Le Tribunal Administratif de Bordeaux, statuant en référé sur le fondement de l'article R. 532-1 du code de justice administrative, a ordonné une expertise médicale à la demande de M. B. Cette mesure vise à déterminer si sa prise en charge pour un accident vasculaire cérébral par le centre hospitalier universitaire de Bordeaux, du 4 mai au 13 juin 2022, a été conforme aux règles de l'art et à évaluer l'ensemble de ses préjudices. Le tribunal a considéré la demande utile, sans préjuger des responsabilités, et a rejeté les conclusions relatives aux dépens et aux frais d'instance, en l'absence de partie perdante.

Avocat : BALTAZAR

12 septembre 2025
TA75Décision• Plein contentieux

Tribunal Administratif de Paris — N° TA75-2426372

Responsabilité de l'État pour carence fautive de relogement. Le Tribunal administratif de Paris condamne l'État à verser 3 000 euros à Mme A, reconnue prioritaire par la commission de médiation, pour les troubles dans ses conditions d'existence subis du 22 décembre 2023 à la date du jugement, en raison de l'absence d'offre de relogement. La solution retenue applique l'article L. 300-1 du code de la construction et de l'habitation.

Avocat : BAGUET

12 septembre 2025• 4e Section - 2e Chambre - R.222-13
TA75Ordonnance• Plein contentieux

Tribunal Administratif de Paris — N° TA75-2523191

Le Tribunal Administratif de Paris a été saisi par M. B d’une requête en plein contentieux visant à obtenir une expertise et la condamnation de la ville de Paris pour un accident de la circulation.

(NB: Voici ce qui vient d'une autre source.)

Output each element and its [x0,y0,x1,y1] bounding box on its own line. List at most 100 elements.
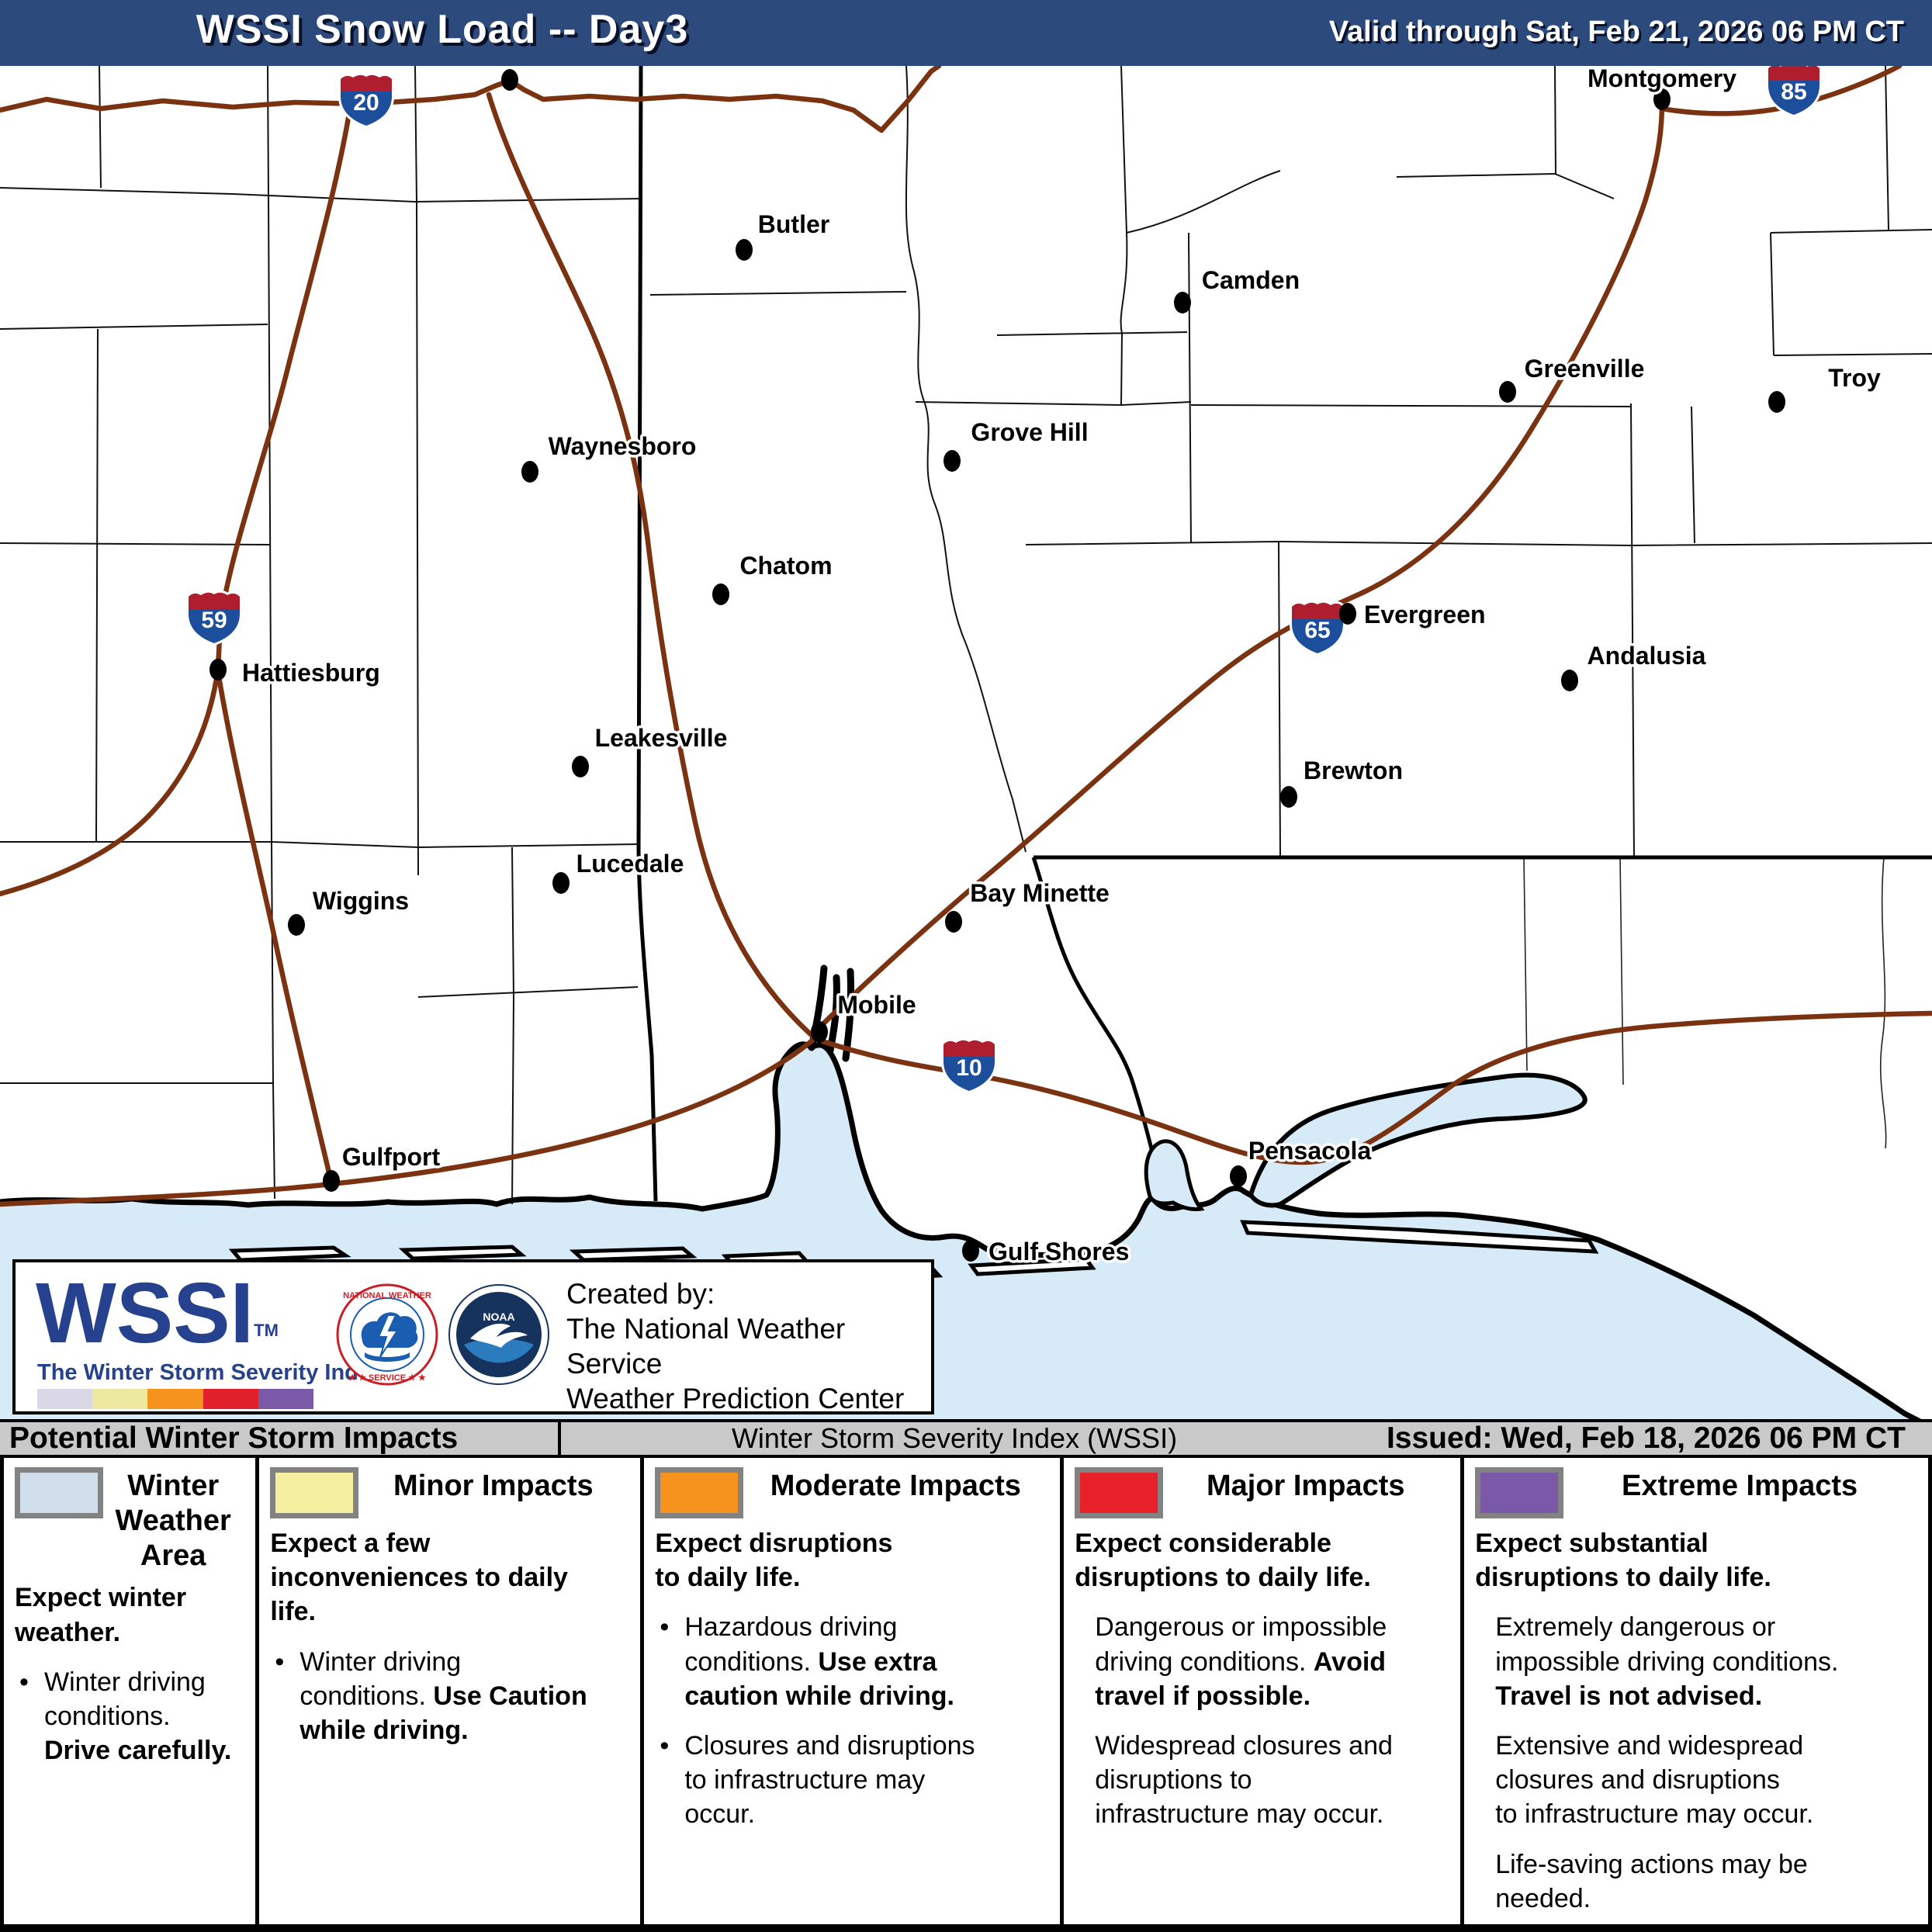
legend-header-extreme-impacts: Extreme Impacts [1475,1467,1916,1518]
city-dot [1499,381,1516,403]
legend-major-impacts-lead-0: Expect considerable disruptions to daily… [1075,1529,1371,1593]
city-label: Bay Minette [970,879,1110,907]
county-lines-al [649,66,1932,858]
interstate-shield-number: 85 [1781,79,1806,105]
city-marker-troy: Troy [1768,362,1883,413]
legend-column-minor-impacts: Minor Impacts Expect a few inconveniences… [259,1458,645,1924]
legend-extreme-impacts-para-1: Extremely dangerous or impossible drivin… [1495,1612,1839,1711]
city-marker [501,69,518,91]
legend-extreme-impacts-para-3: Life-saving actions may be needed. [1495,1849,1808,1913]
legend-swatch-major-impacts [1075,1467,1164,1518]
city-dot [1653,88,1671,110]
interstate-65-shield-icon: 65 [1290,600,1345,656]
legend-moderate-impacts-bullet-1: • Hazardous driving conditions. Use extra… [655,1610,1047,1713]
city-marker-brewton: Brewton [1280,754,1406,808]
city-label: Wiggins [313,887,409,915]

Le requérant avait annoncé la production d’un mémoire complémentaire, mais ne l’a pas fourni malgré une mise en demeure. En application des articles R. 222-1 et R. 612-5 du code de justice administrative, le tribunal l’a donc réputé s’être désisté de sa requête. Par ordonnance, le vice-président de la 5ème section a donné acte de ce désistement.